Visual Art (Suggestions from Keri Maxfield, NNC’s Art Director):

  • Yann Arthus-Bertrand: Arthus-Bertrand has been portraying the state of the planet in photographs since 1995. Widely known as a specialist in aerial photography around the world, Arthus-Bertrand has published 60 books, including Abrams’ best seller Earth from Above. Arthus-Bertrand’s From Above includes 32,000 images of 113 countries from above – you can pick which country you want to visit.
  • Frans Lanting: Lanting has been hailed as one of the great photographers of our time. His influential work appears in books, magazines, and exhibitions around the world. For more than 30 years, Frans Lanting has traveled around the world to document wildlife and wild places from the Amazon to Antarctica with images that convey a passion for nature and a sense of wonder about our living planet. View Lanting’s work here.
  • Nils Udo: Udo is a German artist from Bavaria who has been creating environmental art since the 1960s when he moved away from painting and the studio and began to work with, and in, nature. He began in the 1960s as a painter on traditional surfaces, in Paris, but moved to his home country in Bavaria and started to plant creations, putting them in Nature’s hands to develop, and eventually disappear. As his work became more ephemeral, Udo introduced photography as part of his art to document and share it. View Udo’s Art in Landscape here.
  • Innumerable artists have drawn inspiration from nature and environmentalism in their works. To further explore art relevant for Earth Day, see a longer list of artists at


  • Keeping Our Earth Green: Over 100 Hands-On Ways to Help Save the Earth, a Kids Can! Book, by Nancy F Castaldo: This book helps kids explore a variety of environmental issues with sections on science, real-world solutions, suggestions for taking action, instructions for at-home experiments, and more. Although it tackles some potentially overwhelming issues, it explains topics at an age appropriate level for late elementary through middle school and always points readers toward actions they can take to make a difference.
  • Drawdown, by Paul Hawken: If Keeping Our Earth Green is a Kids Can! Book, then Drawdown is like an Adults Can! Book. Drawdown describes a plausible path to drawing down our carbon emissions by overviewing the 100 most substantive solutions to global warming. All solutions discussed are already in place somewhere in the world and the book details each solution’s history, the carbon impact it provides, the relative cost and savings, the path to adoption, and how it works. If you’ve been shaken by stories of the current and future impacts climate change will have on our world and people everywhere, Drawdown guides you into the next step of answering the question “what can I do about it?”
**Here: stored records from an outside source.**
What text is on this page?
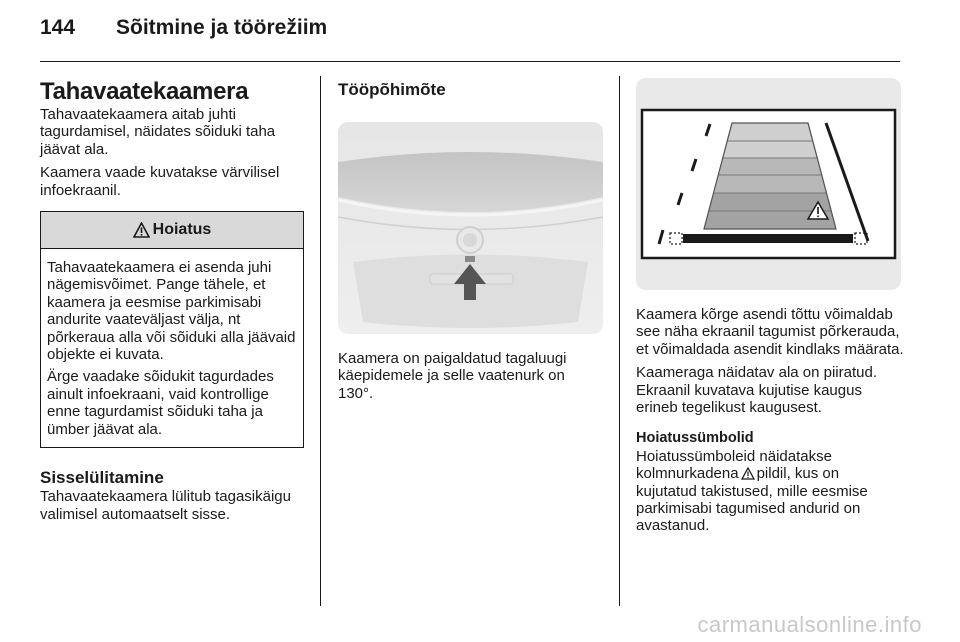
144 Sõitmine ja töörežiim
Tahavaatekaamera

Tahavaatekaamera aitab juhti tagurdamisel, näidates sõiduki taha jäävat ala.

Kaamera vaade kuvatakse värvilisel infoekraanil.

Hoiatus

Tahavaatekaamera ei asenda juhi nägemisvõimet. Pange tähele, et kaamera ja eesmise parkimisabi andurite vaateväljast välja, nt põrkeraua alla või sõiduki alla jäävaid objekte ei kuvata.

Ärge vaadake sõidukit tagurdades ainult infoekraani, vaid kontrollige enne tagurdamist sõiduki taha ja ümber jäävat ala.

Sisselülitamine

Tahavaatekaamera lülitub tagasikäigu valimisel automaatselt sisse.

Tööpõhimõte

Kaamera on paigaldatud tagaluugi käepidemele ja selle vaatenurk on 130°.

Kaamera kõrge asendi tõttu võimaldab see näha ekraanil tagumist põrkerauda, et võimaldada asendit kindlaks määrata.

Kaameraga näidatav ala on piiratud. Ekraanil kuvatava kujutise kaugus erineb tegelikust kaugusest.

Hoiatussümbolid

Hoiatussümboleid näidatakse kolmnurkadena pildil, kus on kujutatud takistused, mille eesmise parkimisabi tagumised andurid on avastanud.

carmanualsonline.info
  • Down to Earth, by Peter Gabriel: This song is from the soundtrack of the Disney Pixar film, Wall-E. In keeping with the conclusion of the movie, its lyrics are hopeful and discuss humans caring for and coexisting with the Earth.
  • Big Yellow Taxi, originally by Joni Mitchell: One of the most well-known songs with an environmental focus, Big Yellow Taxi mentions concerns about development, pesticides, and deforestation. It was released in April 1970, the same month as the first Earth Day and has been covered by a variety of artists since. 
  • What a Wonderful World, by Louis Armstrong: The perfect song to listen to while a spring breeze blows in through the window, What a Wonderful World expresses appreciation for the world around us, both other people and nature. It begins: “I see trees of green, red roses too; I see them bloom for me and you; And I think to myself what a wonderful world.”